When the insiders begin to think that their power resides without action on the street is when it really falls apart. I think once people get to being in those positions, we forget that you actually still have to do the other piece of the work, that they can't do anything without militant action in the street against these corporations. And all too often when we're in positions of power — I worked in the DC union world — we think that the power is ours when in fact it's really important that it not be ours in order to actually drive change. And so when I think about campaigning against big corporations, I think about: how do you build street action that's real and urgent and militant in a way that can play bigger than the actual size of the action because I never think we have enough people? You're not going to get the Amazons of the world to just concede because somebody meets with them and the policy makers in a small room. But you could, if you were having mass disruption of the supply chain or the cloud or whatever, then force people to take action. And then the people who had access to those rooms would be really powerful, but they'd be restricted by what they could do because they can't actually control what's happening on the street in a one to one.

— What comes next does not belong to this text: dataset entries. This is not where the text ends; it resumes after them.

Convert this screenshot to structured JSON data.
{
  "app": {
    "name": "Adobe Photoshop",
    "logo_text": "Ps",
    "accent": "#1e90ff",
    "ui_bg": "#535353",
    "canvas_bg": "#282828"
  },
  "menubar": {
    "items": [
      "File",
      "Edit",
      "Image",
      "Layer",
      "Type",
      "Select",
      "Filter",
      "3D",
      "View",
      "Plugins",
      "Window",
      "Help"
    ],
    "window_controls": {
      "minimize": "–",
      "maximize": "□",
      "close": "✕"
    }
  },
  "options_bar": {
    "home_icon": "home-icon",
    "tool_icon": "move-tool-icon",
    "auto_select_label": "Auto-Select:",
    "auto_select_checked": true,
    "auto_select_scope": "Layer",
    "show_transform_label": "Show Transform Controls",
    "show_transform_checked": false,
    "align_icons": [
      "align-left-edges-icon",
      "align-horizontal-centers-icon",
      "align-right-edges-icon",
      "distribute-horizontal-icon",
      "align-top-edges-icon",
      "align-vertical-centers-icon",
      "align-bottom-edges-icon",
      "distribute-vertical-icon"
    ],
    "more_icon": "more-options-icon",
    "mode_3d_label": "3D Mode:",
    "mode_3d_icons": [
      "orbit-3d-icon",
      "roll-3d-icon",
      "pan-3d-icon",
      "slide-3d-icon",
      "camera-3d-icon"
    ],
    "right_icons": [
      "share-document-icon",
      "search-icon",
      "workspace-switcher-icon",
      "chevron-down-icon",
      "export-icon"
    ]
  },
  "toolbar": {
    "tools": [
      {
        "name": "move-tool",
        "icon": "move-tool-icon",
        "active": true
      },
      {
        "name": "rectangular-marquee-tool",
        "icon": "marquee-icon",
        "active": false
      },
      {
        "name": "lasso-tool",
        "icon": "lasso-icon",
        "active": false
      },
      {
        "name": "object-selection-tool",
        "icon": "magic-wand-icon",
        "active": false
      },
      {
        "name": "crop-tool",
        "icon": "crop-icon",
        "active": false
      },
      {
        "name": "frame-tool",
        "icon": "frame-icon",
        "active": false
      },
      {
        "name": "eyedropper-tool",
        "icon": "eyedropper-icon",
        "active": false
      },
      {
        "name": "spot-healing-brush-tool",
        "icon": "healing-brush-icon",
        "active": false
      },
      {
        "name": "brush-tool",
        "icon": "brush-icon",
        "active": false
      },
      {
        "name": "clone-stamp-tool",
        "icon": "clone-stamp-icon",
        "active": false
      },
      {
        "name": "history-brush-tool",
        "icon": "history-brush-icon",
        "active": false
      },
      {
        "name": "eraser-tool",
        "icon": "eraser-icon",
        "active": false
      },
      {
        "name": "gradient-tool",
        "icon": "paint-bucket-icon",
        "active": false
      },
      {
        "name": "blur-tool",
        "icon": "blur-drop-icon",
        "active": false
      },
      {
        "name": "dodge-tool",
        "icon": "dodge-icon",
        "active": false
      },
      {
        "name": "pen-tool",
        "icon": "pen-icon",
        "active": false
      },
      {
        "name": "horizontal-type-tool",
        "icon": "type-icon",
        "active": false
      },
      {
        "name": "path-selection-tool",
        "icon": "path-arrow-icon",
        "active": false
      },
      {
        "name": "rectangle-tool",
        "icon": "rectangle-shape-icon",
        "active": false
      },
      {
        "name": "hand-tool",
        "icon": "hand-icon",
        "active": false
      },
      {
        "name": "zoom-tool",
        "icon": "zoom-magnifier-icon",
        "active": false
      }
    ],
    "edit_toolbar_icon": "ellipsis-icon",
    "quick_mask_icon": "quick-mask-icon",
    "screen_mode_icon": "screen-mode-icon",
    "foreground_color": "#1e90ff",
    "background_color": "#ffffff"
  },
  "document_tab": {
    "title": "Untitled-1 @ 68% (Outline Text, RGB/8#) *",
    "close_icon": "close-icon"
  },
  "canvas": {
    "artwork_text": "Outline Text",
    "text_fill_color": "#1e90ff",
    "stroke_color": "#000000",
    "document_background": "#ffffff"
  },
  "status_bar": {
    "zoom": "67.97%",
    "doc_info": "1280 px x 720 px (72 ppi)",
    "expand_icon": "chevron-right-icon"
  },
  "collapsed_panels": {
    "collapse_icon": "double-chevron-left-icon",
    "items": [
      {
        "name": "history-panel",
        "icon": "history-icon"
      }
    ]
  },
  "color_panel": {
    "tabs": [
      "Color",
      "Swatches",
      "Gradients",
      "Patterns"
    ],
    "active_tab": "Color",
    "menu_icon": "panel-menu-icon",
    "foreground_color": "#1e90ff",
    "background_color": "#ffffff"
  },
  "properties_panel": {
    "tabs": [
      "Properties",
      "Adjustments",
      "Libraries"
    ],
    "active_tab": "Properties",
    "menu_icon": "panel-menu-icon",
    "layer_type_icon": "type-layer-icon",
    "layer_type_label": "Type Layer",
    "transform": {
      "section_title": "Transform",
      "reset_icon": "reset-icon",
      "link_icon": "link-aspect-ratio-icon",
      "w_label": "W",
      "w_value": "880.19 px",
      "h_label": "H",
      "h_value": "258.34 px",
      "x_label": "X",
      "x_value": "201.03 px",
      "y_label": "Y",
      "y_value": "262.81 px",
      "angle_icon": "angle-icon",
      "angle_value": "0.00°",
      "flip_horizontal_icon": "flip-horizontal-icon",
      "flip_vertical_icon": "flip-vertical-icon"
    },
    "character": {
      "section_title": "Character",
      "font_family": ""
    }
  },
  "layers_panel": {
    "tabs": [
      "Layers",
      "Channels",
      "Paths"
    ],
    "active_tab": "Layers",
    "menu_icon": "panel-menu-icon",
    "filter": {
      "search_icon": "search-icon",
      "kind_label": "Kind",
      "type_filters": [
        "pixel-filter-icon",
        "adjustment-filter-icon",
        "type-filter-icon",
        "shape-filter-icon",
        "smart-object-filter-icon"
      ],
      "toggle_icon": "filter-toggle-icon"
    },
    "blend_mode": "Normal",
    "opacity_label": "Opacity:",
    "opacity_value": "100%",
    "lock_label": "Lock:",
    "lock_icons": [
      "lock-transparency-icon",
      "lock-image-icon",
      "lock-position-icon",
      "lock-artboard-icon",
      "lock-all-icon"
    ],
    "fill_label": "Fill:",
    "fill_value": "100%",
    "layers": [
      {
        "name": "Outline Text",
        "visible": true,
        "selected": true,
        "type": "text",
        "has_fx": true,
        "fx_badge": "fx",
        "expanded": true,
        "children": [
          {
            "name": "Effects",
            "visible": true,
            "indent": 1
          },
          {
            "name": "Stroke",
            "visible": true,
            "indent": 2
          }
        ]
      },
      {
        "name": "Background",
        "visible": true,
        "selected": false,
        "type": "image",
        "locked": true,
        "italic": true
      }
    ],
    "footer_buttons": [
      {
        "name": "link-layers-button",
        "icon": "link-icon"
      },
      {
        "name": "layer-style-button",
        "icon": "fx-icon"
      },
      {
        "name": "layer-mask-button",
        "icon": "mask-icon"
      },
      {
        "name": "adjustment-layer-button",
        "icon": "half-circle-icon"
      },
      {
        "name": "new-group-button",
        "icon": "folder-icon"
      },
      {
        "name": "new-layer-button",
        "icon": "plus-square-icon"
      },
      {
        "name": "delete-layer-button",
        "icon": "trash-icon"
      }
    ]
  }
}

ACT UP was a place where there were tons of different people in motion. And that's worth thinking about regardless of where people's activity comes from. If there are some things we share, what are those? And what can I learn about how you move through the world that might help me get closer to the vision I have about what the world should be? The urgency of ACT UP forced us to do that. Nobody was really going to be turned away. And I think a lot of other times, I at least, am much more judgemental about who I'm willing to work with and in what way and whether anybody has anything to teach me. And in thinking about those days, I didn't care as much. And in some ways that was better.